Wat mij opvalt in het verhaal is hoe toeval een rol speelt. Zonder een ijverige student die de toespraak wilde kopiëren en daartoe ook initiatief nam, was de toespraak nooit verspreid kunnen worden en z’n uitwerking nooit kunnen hebben.
Wat ook binnenkwam was hoe in de leefwereld van de Leidse Universiteit al jaren duidelijk was wat er in Duitsland gaande was en waar dat toe kon leiden. De Leidse hoogleraren en professoren twijfelden niet over wat er zou gaan gebeuren als Hitler aan de macht kwam als het om de Joodse bevolking ging. Deze kringen volgden al jaren nauwgezet de ontwikkelingen in Duitsland in de jaren 30.  Op mij kwam het over als een het vormen van een collectief weten en daarmee een collectief geweten. Op de een of andere manier is zo’n kern van mensen die een moreel kompas omarmen en delen van een hoeder van de integriteit van wetenschap en samenleving. Vanuit zo’n kern kan in tijden van turbulentie duiding worden gegeven en herstel worden bereikt.

Als moderne werknemer word ik ook geraakt door het algemene tempo van het leven van een hoogleraar in de vorige eeuw. Het is uit de biografie duidelijk dat Cleveringa als hoogleraar heel productief was en hard werkte. En toch heeft hij zijn hele werkzame leven eigenlijk ‘slechts’ aan twee onderwerpen gewerkt en die helemaal kunnen uitdiepen: het zeerecht en het handboek bij het wetboek voor burgerlijke rechtsvordering. Zo’n toewijding en aandacht lijkt in deze tijd niet altijd meer mogelijk. Overigens was Cleveringa ook, na de oorlog, intensief betrokken bij de instandhouding van de gevangenis in Scheveningen als monument en doet mee aan diverse herdenkingscomités.

Cleveringa wist wat voor hem persoonlijk de gevolgen zouden kunnen zijn als hij zich openbaar uitsprak tegen het ontslag van Meijers. Als bewijs daarvoor gaat het verhaal dat zijn koffer al ingepakt stond, voor als de politie hem kwam halen, wat door de biograaf Kees Schuyt bevestigd wordt.
Hoe komt een mens tot de stap bewust te nemen die jouw leven, maar ook dat van geliefden voor altijd kan veranderen? Waar haal je dan de moed vandaan. Cleveringa had na de oorlog gelukkig de kans en de tijd om daar ook zelf op te reflecteren. Hijzelf geeft aan dat hij vier motieven had: ambtsplicht (hij was decaan van de rechtenfaculteit), morele plicht (vanwege zijn beelden over rechtsplichten en rechtvaardigheid), persoonlijke relatie (professor Meijers was zijn leermeester en hij was hem heel erkentelijk) en de morele verantwoordelijkheid richting zijn studenten het goede voorbeeld te geven. Vier argumenten die nogal rationeel zijn, passend bij de man.
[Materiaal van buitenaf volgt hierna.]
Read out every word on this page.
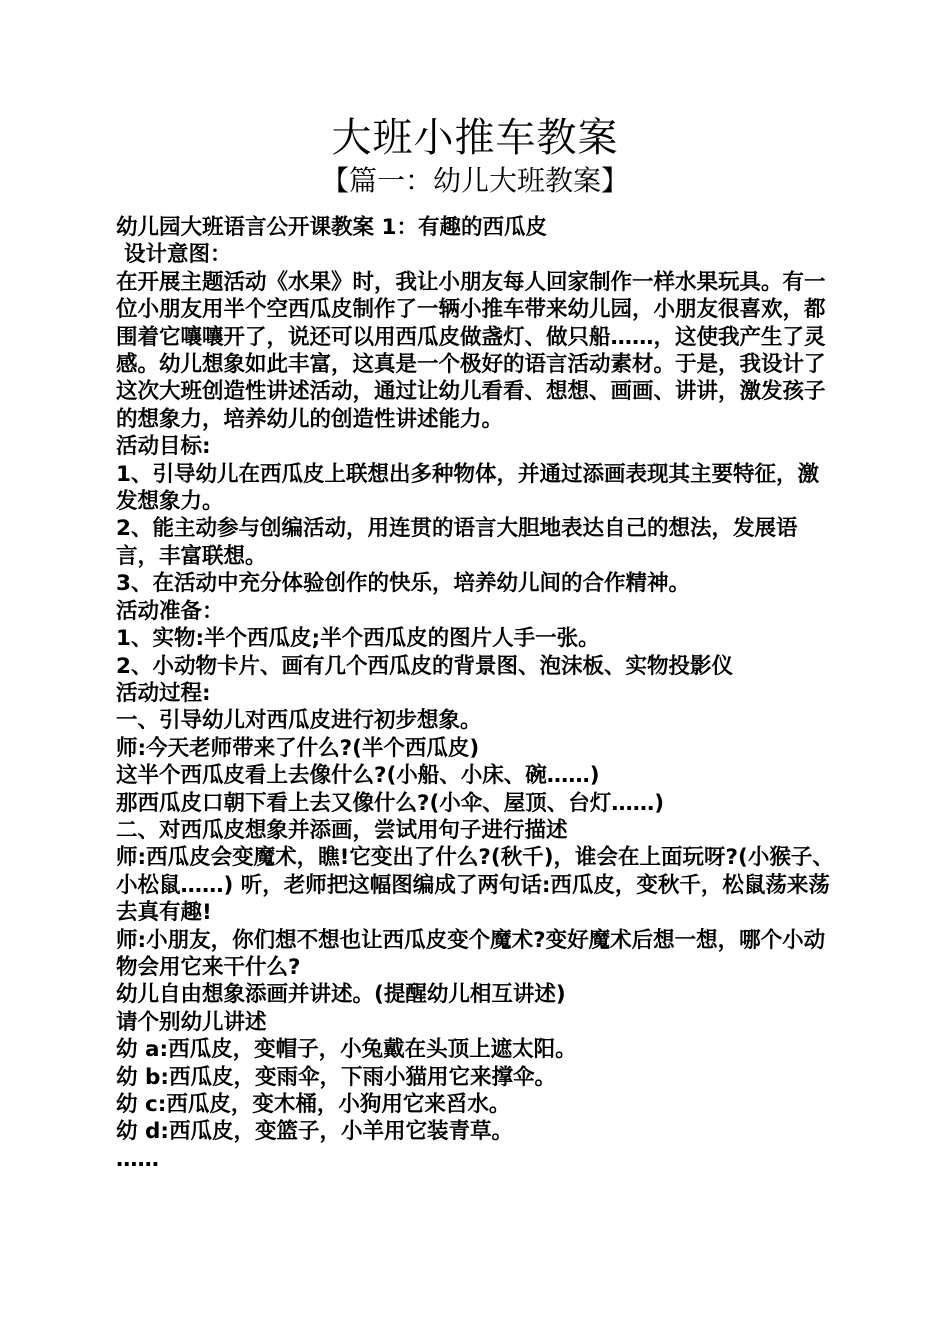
大班小推车教案
【篇一：幼儿大班教案】
幼儿园大班语言公开课教案 1：有趣的西瓜皮
设计意图：
在开展主题活动《水果》时，我让小朋友每人回家制作一样水果玩具。有一位小朋友用半个空西瓜皮制作了一辆小推车带来幼儿园，小朋友很喜欢，都围着它嚷嚷开了，说还可以用西瓜皮做盏灯、做只船……，这使我产生了灵感。幼儿想象如此丰富，这真是一个极好的语言活动素材。于是，我设计了这次大班创造性讲述活动，通过让幼儿看看、想想、画画、讲讲，激发孩子的想象力，培养幼儿的创造性讲述能力。
活动目标:
1、引导幼儿在西瓜皮上联想出多种物体，并通过添画表现其主要特征，激发想象力。
2、能主动参与创编活动，用连贯的语言大胆地表达自己的想法，发展语言，丰富联想。
3、在活动中充分体验创作的快乐，培养幼儿间的合作精神。
活动准备：
1、实物:半个西瓜皮;半个西瓜皮的图片人手一张。
2、小动物卡片、画有几个西瓜皮的背景图、泡沫板、实物投影仪
活动过程:
一、引导幼儿对西瓜皮进行初步想象。
师:今天老师带来了什么?(半个西瓜皮)
这半个西瓜皮看上去像什么?(小船、小床、碗……)
那西瓜皮口朝下看上去又像什么?(小伞、屋顶、台灯……)
二、对西瓜皮想象并添画，尝试用句子进行描述
师:西瓜皮会变魔术，瞧!它变出了什么?(秋千)，谁会在上面玩呀?(小猴子、小松鼠……) 听，老师把这幅图编成了两句话:西瓜皮，变秋千，松鼠荡来荡去真有趣!
师:小朋友，你们想不想也让西瓜皮变个魔术?变好魔术后想一想，哪个小动物会用它来干什么?
幼儿自由想象添画并讲述。(提醒幼儿相互讲述)
请个别幼儿讲述
幼 a:西瓜皮，变帽子，小兔戴在头顶上遮太阳。
幼 b:西瓜皮，变雨伞，下雨小猫用它来撑伞。
幼 c:西瓜皮，变木桶，小狗用它来舀水。
幼 d:西瓜皮，变篮子，小羊用它装青草。
……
Maar daaronder lag zeker een gevoel, een duidelijke beleving van onrecht. Dat gevoel van onrecht was zo sterk, dat daartegenover een daad móest worden gesteld, die je dan achteraf met argumenten rationeel voor jezelf kunt verklaren. Als onderbouwing van de emotie achter de rationele daad, laat de biograaf in de biografie duidelijk zien dat Cleveringa zijn leven lang een ongemakkelijke en irrationele hekel houdt aan Duitsland en Duitsers. Verder verklaart biograaf Kees Schuyt zelf de keuze die Cleveringa in november 1940 maakte op een abstracter niveau. Cleveringa, zegt Schuyt, stond op om te verdedigen om als individu vrij te mogen kiezen. Een mens kan zich vrijwillig thuis voelen bij verschillende groepen, maar word je onvrijwillig ingedeeld bij een groep  (Joden, moslims, kaaskoppen etc) dan ontstaan er als vanzelf sterke emotionele tegenkrachten.
Cleveringa blijft daarom een inspirerend voorbeeld, ook juist in deze tijd van toenemend groepsdenken en openlijk antisemitisme.